A Mia me encarou, impaciente com o meu silêncio. Merda. Eu não vou conseguir. Tinha os braços cruzados, em pé na minha frente. Sequer pareciam os mesmos braços que me abraçaram semanas antes. Sua boca já não era a mesma, o seu corpo parecia não me conhecer mais. E por um instante, a observando ali, num par de calças largas demais e com uns fios de cabelo se soltando dum rabo frouxo, me ocorreu que eu nunca tinha amado ninguém daquele jeito. Completamente idiota por ela. E eu, eu estava cansada.
 
_Olha, eu... e-eu sei o que cê tá pensando... mas as... as últimas semanas não... não foram... – ela começou a se enrolar numa desculpa não solicitada – ...não é como... como se...
_Mia, na boa... – a interrompi – ...para.
 
Ela se calou, me olhando de volta.
 
Agia como se não fôssemos eu e ela, a uma distância estranha de si mesma.
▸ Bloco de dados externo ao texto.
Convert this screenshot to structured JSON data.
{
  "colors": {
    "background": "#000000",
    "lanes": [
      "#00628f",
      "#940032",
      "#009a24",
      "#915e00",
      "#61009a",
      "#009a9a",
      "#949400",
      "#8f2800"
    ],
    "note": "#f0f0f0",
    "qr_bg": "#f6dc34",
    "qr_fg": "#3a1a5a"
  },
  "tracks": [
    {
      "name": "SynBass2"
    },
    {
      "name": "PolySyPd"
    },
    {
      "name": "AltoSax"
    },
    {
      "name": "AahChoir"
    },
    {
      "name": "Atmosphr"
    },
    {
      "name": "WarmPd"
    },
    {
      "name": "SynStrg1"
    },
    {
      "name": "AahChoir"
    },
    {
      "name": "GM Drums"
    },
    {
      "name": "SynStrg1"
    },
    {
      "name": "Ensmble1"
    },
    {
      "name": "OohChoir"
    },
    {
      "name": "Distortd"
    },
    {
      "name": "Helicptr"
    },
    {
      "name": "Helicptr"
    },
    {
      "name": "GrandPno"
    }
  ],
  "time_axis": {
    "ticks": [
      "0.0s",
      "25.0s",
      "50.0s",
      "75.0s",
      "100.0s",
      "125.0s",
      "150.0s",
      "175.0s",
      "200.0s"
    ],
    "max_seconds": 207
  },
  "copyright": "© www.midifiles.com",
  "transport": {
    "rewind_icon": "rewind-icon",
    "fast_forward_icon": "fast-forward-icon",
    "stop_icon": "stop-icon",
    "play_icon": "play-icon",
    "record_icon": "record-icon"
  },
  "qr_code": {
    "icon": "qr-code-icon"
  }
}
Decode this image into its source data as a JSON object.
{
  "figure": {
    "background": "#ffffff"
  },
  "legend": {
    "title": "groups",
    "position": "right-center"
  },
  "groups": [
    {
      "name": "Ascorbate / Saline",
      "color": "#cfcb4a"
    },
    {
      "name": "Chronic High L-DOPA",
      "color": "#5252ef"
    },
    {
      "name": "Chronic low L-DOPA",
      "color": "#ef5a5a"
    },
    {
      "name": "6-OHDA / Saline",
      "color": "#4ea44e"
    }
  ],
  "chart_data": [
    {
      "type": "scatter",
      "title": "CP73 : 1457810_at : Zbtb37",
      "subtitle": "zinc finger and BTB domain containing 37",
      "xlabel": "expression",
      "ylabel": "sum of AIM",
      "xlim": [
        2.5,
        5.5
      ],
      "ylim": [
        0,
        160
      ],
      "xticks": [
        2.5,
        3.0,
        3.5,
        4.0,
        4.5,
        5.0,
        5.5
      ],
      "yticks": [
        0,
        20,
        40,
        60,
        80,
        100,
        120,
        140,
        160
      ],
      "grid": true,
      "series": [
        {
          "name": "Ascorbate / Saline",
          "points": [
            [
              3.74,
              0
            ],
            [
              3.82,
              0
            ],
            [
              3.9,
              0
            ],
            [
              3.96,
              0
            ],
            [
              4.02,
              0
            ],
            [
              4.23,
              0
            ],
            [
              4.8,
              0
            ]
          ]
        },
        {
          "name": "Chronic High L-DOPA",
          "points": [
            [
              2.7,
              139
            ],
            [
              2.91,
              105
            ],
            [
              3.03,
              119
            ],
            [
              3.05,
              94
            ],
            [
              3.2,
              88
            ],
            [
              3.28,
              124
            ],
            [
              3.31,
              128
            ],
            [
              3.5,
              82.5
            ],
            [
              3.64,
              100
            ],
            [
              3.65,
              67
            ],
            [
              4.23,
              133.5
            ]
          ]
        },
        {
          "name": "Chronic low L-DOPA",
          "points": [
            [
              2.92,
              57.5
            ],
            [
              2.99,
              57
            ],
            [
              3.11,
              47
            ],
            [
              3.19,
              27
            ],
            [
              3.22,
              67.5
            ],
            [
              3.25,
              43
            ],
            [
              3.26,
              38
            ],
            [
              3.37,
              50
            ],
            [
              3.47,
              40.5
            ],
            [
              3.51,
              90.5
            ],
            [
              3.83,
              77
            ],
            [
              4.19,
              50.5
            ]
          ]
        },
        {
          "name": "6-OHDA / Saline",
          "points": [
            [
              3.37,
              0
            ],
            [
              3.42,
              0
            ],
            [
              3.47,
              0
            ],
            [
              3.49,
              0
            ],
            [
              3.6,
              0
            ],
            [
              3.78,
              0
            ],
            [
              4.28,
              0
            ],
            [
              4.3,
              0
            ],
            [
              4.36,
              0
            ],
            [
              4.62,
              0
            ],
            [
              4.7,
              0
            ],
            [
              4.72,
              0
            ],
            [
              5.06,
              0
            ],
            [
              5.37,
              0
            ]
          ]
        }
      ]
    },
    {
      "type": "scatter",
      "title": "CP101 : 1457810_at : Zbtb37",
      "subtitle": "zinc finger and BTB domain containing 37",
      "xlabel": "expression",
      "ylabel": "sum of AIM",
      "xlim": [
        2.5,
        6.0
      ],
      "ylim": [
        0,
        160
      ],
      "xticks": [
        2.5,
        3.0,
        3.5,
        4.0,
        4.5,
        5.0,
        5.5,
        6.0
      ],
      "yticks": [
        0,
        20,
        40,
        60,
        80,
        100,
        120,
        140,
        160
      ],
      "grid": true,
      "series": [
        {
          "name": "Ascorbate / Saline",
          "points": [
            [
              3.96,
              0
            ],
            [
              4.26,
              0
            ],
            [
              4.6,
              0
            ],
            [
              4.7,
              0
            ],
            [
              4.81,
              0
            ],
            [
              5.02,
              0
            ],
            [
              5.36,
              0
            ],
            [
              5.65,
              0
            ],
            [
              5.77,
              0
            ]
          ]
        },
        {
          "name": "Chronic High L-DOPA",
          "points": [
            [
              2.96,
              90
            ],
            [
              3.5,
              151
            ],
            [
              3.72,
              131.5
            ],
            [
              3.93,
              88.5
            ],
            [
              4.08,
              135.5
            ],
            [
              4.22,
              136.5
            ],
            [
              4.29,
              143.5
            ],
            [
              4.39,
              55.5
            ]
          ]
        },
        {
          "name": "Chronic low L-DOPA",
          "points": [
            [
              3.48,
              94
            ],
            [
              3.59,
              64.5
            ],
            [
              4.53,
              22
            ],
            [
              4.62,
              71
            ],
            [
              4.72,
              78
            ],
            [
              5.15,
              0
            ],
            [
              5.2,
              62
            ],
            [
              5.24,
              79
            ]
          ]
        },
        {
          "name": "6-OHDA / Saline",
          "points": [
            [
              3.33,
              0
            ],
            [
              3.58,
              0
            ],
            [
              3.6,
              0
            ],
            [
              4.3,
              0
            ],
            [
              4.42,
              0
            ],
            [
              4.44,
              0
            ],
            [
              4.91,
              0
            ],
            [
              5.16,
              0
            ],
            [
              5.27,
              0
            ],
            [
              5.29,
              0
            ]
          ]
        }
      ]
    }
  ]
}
Mas a sua presença ainda me amolecia, ia tirando a força dos meus joelhos. Cacete. E eu tentava, insistia, me forçando a parecer mais forte do que eu realmente era naquele momento –contraditoriamente feliz por estar perto dela e com uma dor maldita no coração. As palavras sumiam de mim e eu restava ali, impregnada pela dúvida. Hesitante. 
 
Não. Eu, e-eu preciso fazer isso. 
 
Engoli seco e respirei fundo:
 
_Escuta, é simples assim... – a encarei, séria – ...você sente alguma coisa por mim?
_... – suspirou – ...não faz isso.
_Sente, Mia?!
_Eu... e-eu... – abaixou o olhar para o chão, meio pega de surpresa – ...não sei, e-eu...
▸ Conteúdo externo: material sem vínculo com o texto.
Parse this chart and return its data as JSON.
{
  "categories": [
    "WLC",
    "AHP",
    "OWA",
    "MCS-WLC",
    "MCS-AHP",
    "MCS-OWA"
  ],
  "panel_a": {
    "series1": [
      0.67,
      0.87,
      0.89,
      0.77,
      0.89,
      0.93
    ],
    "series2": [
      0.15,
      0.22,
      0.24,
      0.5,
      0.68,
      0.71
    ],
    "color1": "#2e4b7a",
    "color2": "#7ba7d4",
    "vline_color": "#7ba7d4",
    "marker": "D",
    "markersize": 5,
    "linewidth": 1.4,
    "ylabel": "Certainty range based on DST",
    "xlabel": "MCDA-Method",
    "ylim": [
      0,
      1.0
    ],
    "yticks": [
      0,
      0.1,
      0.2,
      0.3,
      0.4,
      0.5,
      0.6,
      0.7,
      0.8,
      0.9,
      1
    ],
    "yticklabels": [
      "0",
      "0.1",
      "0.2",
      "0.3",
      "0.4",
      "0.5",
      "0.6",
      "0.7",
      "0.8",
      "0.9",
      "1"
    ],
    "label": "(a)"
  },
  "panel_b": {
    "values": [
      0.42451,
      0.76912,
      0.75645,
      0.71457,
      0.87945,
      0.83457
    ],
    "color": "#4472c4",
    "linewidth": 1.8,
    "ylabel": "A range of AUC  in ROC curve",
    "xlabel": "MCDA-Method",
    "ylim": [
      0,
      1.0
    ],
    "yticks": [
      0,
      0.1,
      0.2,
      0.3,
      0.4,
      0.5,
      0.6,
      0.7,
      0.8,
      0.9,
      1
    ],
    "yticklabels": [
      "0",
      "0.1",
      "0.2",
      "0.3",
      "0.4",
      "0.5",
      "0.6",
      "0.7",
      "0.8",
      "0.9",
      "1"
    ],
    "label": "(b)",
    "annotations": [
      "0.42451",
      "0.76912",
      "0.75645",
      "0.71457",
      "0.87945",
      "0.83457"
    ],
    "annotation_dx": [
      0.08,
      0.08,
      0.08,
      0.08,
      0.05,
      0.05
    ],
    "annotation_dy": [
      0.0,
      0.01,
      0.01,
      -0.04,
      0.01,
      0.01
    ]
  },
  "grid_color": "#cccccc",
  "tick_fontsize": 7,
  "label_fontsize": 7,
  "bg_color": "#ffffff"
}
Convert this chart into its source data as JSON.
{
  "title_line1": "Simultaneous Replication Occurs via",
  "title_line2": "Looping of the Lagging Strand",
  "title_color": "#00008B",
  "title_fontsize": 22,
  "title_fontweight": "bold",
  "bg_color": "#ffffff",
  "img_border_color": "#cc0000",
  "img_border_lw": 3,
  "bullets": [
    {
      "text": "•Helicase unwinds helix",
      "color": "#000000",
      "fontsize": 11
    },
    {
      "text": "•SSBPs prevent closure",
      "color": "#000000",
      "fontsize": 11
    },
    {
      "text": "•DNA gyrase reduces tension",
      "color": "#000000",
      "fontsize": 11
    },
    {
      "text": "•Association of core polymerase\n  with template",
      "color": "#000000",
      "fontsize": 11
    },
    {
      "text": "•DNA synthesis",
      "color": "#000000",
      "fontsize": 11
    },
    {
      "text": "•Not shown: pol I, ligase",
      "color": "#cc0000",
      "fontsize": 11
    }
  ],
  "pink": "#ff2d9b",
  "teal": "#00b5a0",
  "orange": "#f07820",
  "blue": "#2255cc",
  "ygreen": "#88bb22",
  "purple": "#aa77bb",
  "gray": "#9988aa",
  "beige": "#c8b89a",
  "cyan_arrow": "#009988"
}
_Não amor, Mia – a interrompi – Qualquer... qualquer coisa, porra. Sente? – a observava, com um nó no estômago – Já sentiu?!
 
Podia ver os seus olhos formarem um “sim” machucado – as sobrancelhas franzidas, consternadas. Me observando de volta, apenas me olhando, em pé na sua frente. Fica comigo, garota, meu coração imploravaE as lágrimas já começavam a apertar a minha garganta. Tinha vontade de a alcançar, de a beijar mais uma vez. Mas me continha. Será que era eu que imaginava, que via o que queria? A sua boca continuava em silêncio, na mesma covardia de todos aqueles dias. Se omitindo de nós duas. Pelo amor de deus, fala.
 
_Você... v-você tem que entender, e-eu... – murmurou por fim, hesitante – ...eu amo ele.
_Tá bom, Mia.
 
Balancei a cabeça e me virei para ir embora, eu não preciso ouvir essa merda.
 
_Espera! – ela me segurou pela mão – É isso?!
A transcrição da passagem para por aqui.